Hatte K. womöglich etwas mit der rätselhaften Ceska-Mordserie zu tun, der nach dem Tod von Enver Simsek im September 2000 acht weitere Menschen zum Opfer fielen? 2009, als die Ermittler noch nichts vom NSU ahnten, ging die "Soko Bosporus" der Frage nach, ob K. in die Mordserie verstrickt sein könnte. Es waren nicht nur die Waffenfunde, die das Interesse der Soko weckten, sondern eben auch jene DNA-Spur auf der Kleidung Simseks, auf die der bayerische Ermittler nun hinweist.
Doch die Ermittlungen führten zu nichts, die Beweiskraft der DNA-Spur wurde als zu gering eingeschätzt. Das änderte sich auch nach der Enttarnung des NSU im November 2011 nicht, als erneut mögliche Bezüge zu K. überprüft wurden. Wieder: keine konkreten Ergebnisse.
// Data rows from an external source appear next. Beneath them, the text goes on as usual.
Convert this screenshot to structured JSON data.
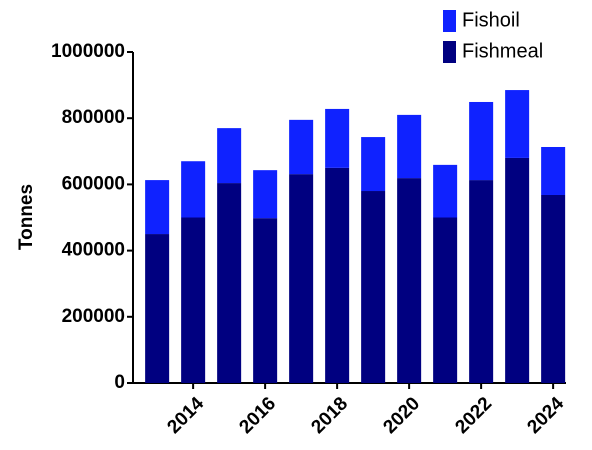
{
  "chart_data": {
    "type": "stacked_bar",
    "x": [
      2013,
      2014,
      2015,
      2016,
      2017,
      2018,
      2019,
      2020,
      2021,
      2022,
      2023,
      2024
    ],
    "xlim": [
      2012.33,
      2024.33
    ],
    "xticks": [
      2014,
      2016,
      2018,
      2020,
      2022,
      2024
    ],
    "ylabel": "Tonnes",
    "ylim": [
      0,
      1000000
    ],
    "yticks": [
      0,
      200000,
      400000,
      600000,
      800000,
      1000000
    ],
    "grid": false,
    "legend": "top-right",
    "series": [
      {
        "name": "Fishmeal",
        "color": "#000080",
        "values": [
          450000,
          500000,
          604000,
          498000,
          631000,
          650000,
          580000,
          619000,
          500000,
          613000,
          680000,
          568000
        ]
      },
      {
        "name": "Fishoil",
        "color": "#0f22ff",
        "values": [
          163000,
          170000,
          166000,
          145000,
          164000,
          178000,
          163000,
          191000,
          159000,
          236000,
          205000,
          145000
        ]
      }
    ]
  }
}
Man legte die Spur zu den Akten.
Der nun aufgetauchte Hinweisgeber behauptet: Die Ermittler fanden auch deshalb nichts, weil sie schlampig arbeiteten.
Ausschuss setzt Ermittler ein
Panne oder Vertuschung? Womöglich nichts von beidem. Nach SPIEGEL-Informationen lassen sich die DNA-Spuren an Simseks Unterhemd mit einer Wahrscheinlichkeit von circa 1: 190.000 Michael K. zuordnen. Mit anderen Worten: In einer Stadt mit 190.000 Einwohnern gäbe es diese DNA nur einmal, in einer Stadt mit 19 Millionen Einwohnern 100-mal. Das ist einerseits eine recht hohe Wahrscheinlichkeit, zugleich lässt sich von einem zweifelsfreien Nachweis nicht sprechen.
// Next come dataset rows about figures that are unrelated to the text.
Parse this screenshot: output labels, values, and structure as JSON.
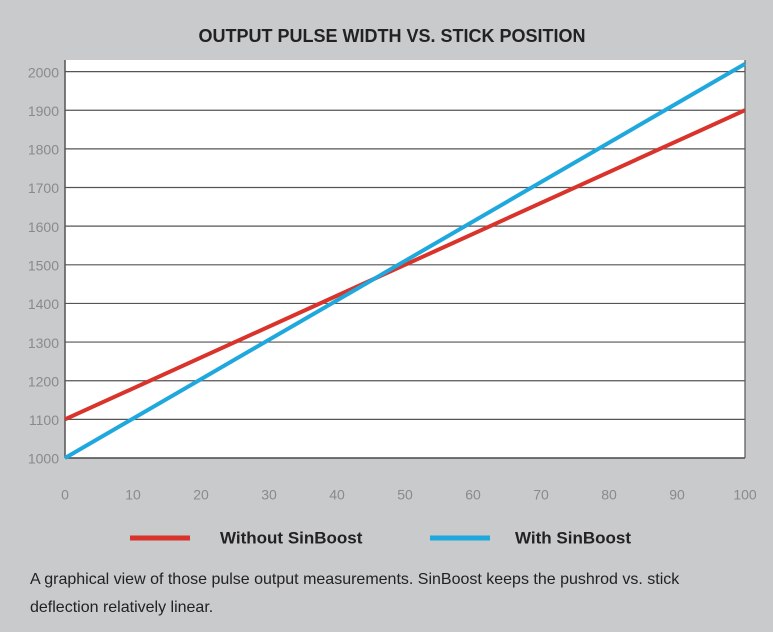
{
  "chart_data": {
    "type": "line",
    "title": "OUTPUT PULSE WIDTH VS. STICK POSITION",
    "x": [
      0,
      100
    ],
    "series": [
      {
        "name": "Without SinBoost",
        "color": "#d9342b",
        "values": [
          1100,
          1900
        ]
      },
      {
        "name": "With SinBoost",
        "color": "#1fa8dd",
        "values": [
          1000,
          2020
        ]
      }
    ],
    "xlim": [
      0,
      100
    ],
    "xticks": [
      0,
      10,
      20,
      30,
      40,
      50,
      60,
      70,
      80,
      90,
      100
    ],
    "ylim": [
      1000,
      2030
    ],
    "yticks": [
      1000,
      1100,
      1200,
      1300,
      1400,
      1500,
      1600,
      1700,
      1800,
      1900,
      2000
    ],
    "grid": true,
    "legend": "bottom",
    "caption": "A graphical view of those pulse output measurements. SinBoost keeps the pushrod vs. stick deflection relatively linear."
  }
}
Als Martina Renner, Bundestagsabgeordnete der Linken, 2014 nach den Erddepots des Obdachlosen fragte, hieß es einer schriftlichen Antwort der Bundesregierung, "bereits im September 2009" habe die "Soko Bosporus" K.s DNA "mit dem Gesamtbestand der zu allen 'Ceska-Morden' vorliegenden DNA" verglichen, "Übereinstimmungen wurden nicht festgestellt". Auch wie es zu dieser Antwort kam, wollen die Fraktionen des Bundestags nun herausfinden.
Ein eigener Ermittler des Untersuchungsausschusses soll der Sache nun rasch nachgehen.